From the APA Convention, Post 1: Media and Sexuality

Yesterday I was in San Francisco attending the annual American Psychological Association conference.

I really enjoyed a symposium entitled New Research on the Effects of Viewing Objectified and Sexualized Body Images. Two talks stood out.

First, Dr. Sarah Murnen presented a paper entitled Do Fashion Magazines Promote Body Dissatisfaction in Girls and Women? In a meta-analysis (a way of grouping studies together to see the big trends in a literature) the answer appears to be yes (effect size = .209 for the psychologists reading).

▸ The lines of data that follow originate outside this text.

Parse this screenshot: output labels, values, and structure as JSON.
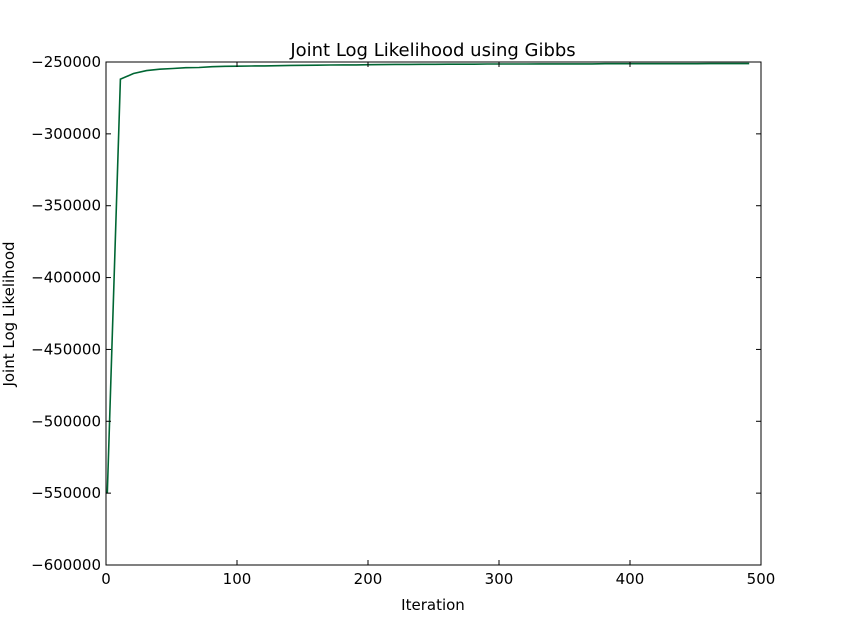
{
  "chart_data": {
    "type": "line",
    "title": "Joint Log Likelihood using Gibbs",
    "xlabel": "Iteration",
    "ylabel": "Joint Log Likelihood",
    "xlim": [
      0,
      500
    ],
    "ylim": [
      -600000,
      -250000
    ],
    "xticks": [
      0,
      100,
      200,
      300,
      400,
      500
    ],
    "yticks": [
      -600000,
      -550000,
      -500000,
      -450000,
      -400000,
      -350000,
      -300000,
      -250000
    ],
    "xtick_labels": [
      "0",
      "100",
      "200",
      "300",
      "400",
      "500"
    ],
    "ytick_labels": [
      "−600000",
      "−550000",
      "−500000",
      "−450000",
      "−400000",
      "−350000",
      "−300000",
      "−250000"
    ],
    "grid": false,
    "series": [
      {
        "color": "#006633",
        "x": [
          1,
          11,
          21,
          31,
          41,
          51,
          61,
          71,
          81,
          91,
          101,
          111,
          121,
          131,
          141,
          151,
          161,
          171,
          181,
          191,
          201,
          211,
          221,
          231,
          241,
          251,
          261,
          271,
          281,
          291,
          301,
          311,
          321,
          331,
          341,
          351,
          361,
          371,
          381,
          391,
          401,
          411,
          421,
          431,
          441,
          451,
          461,
          471,
          481,
          491
        ],
        "y": [
          -550000,
          -262000,
          -258000,
          -256000,
          -255000,
          -254500,
          -254000,
          -253800,
          -253300,
          -253000,
          -252900,
          -252800,
          -252700,
          -252600,
          -252400,
          -252300,
          -252200,
          -252100,
          -252000,
          -252000,
          -251900,
          -251800,
          -251700,
          -251700,
          -251600,
          -251600,
          -251500,
          -251500,
          -251500,
          -251400,
          -251400,
          -251400,
          -251400,
          -251300,
          -251300,
          -251300,
          -251300,
          -251300,
          -251200,
          -251200,
          -251200,
          -251200,
          -251200,
          -251200,
          -251200,
          -251200,
          -251100,
          -251100,
          -251100,
          -251100
        ]
      }
    ]
  }
}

That is, women and girls who regularly expose themselves to the images of fashion models in these magazines internalize unrealistic, and potentially damaging, body ideals.

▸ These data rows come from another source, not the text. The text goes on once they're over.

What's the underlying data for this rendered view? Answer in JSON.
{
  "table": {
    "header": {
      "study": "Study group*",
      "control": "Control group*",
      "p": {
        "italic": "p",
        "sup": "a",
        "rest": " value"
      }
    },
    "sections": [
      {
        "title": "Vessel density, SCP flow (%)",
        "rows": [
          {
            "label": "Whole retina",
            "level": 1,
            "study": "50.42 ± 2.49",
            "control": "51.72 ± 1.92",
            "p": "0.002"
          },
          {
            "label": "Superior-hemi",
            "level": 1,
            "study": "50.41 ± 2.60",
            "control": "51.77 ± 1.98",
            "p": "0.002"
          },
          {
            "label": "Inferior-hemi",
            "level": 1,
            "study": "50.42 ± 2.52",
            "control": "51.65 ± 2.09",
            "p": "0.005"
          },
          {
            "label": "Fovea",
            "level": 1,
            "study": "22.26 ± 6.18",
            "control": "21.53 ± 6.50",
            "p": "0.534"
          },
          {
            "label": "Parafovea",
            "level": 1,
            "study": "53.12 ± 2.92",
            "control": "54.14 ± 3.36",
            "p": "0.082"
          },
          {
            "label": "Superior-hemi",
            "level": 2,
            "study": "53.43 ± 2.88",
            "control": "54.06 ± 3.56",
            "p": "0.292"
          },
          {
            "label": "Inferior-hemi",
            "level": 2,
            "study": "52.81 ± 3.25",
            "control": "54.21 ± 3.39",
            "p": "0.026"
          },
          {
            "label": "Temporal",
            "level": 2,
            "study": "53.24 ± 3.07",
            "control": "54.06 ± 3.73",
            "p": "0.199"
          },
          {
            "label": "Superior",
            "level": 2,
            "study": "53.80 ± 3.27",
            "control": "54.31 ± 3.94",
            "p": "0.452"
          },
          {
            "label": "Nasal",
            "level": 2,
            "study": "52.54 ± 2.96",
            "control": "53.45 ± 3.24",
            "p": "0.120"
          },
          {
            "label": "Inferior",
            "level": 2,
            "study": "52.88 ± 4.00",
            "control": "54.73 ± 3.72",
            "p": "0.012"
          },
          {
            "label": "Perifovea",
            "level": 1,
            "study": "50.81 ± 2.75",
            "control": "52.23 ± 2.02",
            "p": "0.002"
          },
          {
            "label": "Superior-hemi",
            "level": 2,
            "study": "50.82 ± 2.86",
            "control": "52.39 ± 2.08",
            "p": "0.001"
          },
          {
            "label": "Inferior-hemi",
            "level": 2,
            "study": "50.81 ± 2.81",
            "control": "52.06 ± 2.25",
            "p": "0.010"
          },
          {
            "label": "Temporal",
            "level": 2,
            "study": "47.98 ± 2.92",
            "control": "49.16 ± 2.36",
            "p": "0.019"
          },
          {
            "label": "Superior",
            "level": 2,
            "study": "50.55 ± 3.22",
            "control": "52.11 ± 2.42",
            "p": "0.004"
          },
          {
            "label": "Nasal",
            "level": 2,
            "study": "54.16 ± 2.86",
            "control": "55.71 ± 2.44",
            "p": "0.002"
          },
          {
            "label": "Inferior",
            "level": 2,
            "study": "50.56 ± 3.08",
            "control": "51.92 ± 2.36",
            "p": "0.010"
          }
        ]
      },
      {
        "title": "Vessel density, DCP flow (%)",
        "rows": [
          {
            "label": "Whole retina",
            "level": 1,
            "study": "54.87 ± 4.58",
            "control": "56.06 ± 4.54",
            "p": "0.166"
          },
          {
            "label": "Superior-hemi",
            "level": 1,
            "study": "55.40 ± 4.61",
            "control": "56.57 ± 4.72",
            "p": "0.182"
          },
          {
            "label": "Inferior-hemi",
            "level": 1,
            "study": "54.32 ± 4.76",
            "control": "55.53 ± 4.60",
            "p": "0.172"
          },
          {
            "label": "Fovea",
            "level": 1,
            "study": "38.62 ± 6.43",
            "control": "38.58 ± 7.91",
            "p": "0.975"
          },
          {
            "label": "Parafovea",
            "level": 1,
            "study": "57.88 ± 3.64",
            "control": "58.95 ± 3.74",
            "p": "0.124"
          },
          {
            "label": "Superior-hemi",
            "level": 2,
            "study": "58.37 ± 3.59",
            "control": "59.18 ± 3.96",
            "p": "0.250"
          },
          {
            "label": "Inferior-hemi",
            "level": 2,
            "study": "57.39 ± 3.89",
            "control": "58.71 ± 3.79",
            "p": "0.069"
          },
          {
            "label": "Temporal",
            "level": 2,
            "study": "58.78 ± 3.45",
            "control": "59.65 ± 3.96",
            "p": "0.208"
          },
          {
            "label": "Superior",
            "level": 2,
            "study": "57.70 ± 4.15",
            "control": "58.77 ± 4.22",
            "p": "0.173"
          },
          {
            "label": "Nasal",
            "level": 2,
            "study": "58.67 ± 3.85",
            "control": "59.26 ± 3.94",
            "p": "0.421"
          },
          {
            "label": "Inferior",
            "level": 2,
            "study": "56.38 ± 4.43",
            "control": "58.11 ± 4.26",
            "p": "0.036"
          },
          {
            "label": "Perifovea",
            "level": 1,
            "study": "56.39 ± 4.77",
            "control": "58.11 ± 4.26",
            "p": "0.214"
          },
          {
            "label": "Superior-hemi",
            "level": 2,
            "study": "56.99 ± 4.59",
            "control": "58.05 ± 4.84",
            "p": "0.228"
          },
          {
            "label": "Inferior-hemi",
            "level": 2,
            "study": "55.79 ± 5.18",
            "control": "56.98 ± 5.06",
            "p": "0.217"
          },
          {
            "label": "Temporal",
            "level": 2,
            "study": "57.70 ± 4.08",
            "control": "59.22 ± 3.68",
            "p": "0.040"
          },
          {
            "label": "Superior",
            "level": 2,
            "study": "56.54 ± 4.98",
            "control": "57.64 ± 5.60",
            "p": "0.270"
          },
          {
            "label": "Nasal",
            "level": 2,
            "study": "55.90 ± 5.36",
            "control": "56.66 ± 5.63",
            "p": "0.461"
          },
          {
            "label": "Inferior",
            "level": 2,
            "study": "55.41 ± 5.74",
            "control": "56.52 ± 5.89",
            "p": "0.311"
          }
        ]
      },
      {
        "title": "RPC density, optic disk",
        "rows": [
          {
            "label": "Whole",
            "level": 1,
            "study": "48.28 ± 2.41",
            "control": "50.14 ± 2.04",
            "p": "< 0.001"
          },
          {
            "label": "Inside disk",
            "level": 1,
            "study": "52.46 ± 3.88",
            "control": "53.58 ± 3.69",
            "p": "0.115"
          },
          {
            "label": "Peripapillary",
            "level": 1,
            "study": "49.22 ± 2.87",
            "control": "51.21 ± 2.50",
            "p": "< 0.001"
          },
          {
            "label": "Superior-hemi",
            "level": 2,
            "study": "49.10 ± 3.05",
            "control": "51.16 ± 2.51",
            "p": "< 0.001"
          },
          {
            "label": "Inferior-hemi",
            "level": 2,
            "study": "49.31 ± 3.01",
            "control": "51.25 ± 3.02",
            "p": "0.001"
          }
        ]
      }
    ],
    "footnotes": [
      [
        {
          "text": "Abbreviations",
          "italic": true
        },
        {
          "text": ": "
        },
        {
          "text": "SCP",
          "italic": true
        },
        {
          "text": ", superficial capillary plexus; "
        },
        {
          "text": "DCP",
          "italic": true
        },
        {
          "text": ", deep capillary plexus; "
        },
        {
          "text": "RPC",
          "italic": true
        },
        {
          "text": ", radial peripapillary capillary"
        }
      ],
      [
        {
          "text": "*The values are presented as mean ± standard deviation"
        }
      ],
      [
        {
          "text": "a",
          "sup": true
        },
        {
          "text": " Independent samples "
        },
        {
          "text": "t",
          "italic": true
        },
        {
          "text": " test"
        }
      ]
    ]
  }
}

Later in the symposium, Sharon Lamb, author of the book Packaging Girlhood, spoke of how in the media childhood, particularly girlhood, is becoming sexualized. Girl models in the media are made to look like sexy adults and adult models are often dressed like little girls. The total effect is a sexualizing of childhood and innocence. Much of this can be read by downloading the report from the APA Task Force on the Sexualization of Girls. One disturbing trend they found: Apparently thong underwear is being made for young girls. (I think the APA report is very worthy of discussion in our churches.)

Dr. Lamb also made a point that intrigued me. She noted how the color pink, previously a color associated with girlhood innocence, has slowly been sexualized in our culture.

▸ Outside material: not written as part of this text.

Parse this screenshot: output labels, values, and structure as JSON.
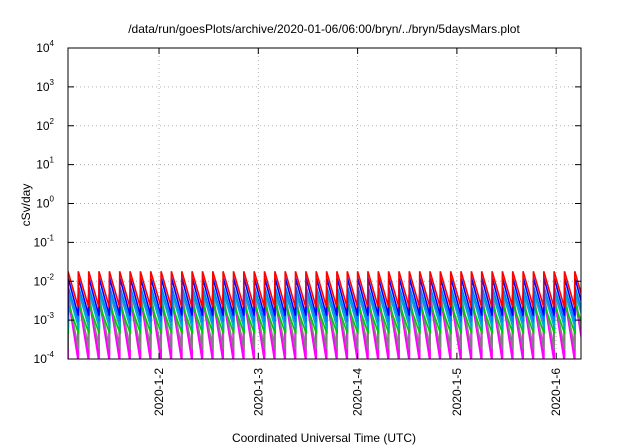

Pink shades into "Hot" Pink which shades into Red and culminates in Black (as in lace).

For some reason, those color transitions struck me as being a moral commentary with a lesson. In Chrisitan iconography the transition is from White (Pure) to Black (Sin). But the transtion from Pink to Hot Pink seemed more subtle and insidious to me. It made me realize how subtle moral shifts are in our culture and in our own hearts. Maybe the moral transitions we most need to be aware of are not the discontinuous White-to-Black changes but the almost "innocent" transition from Pink-to-Hot Pink.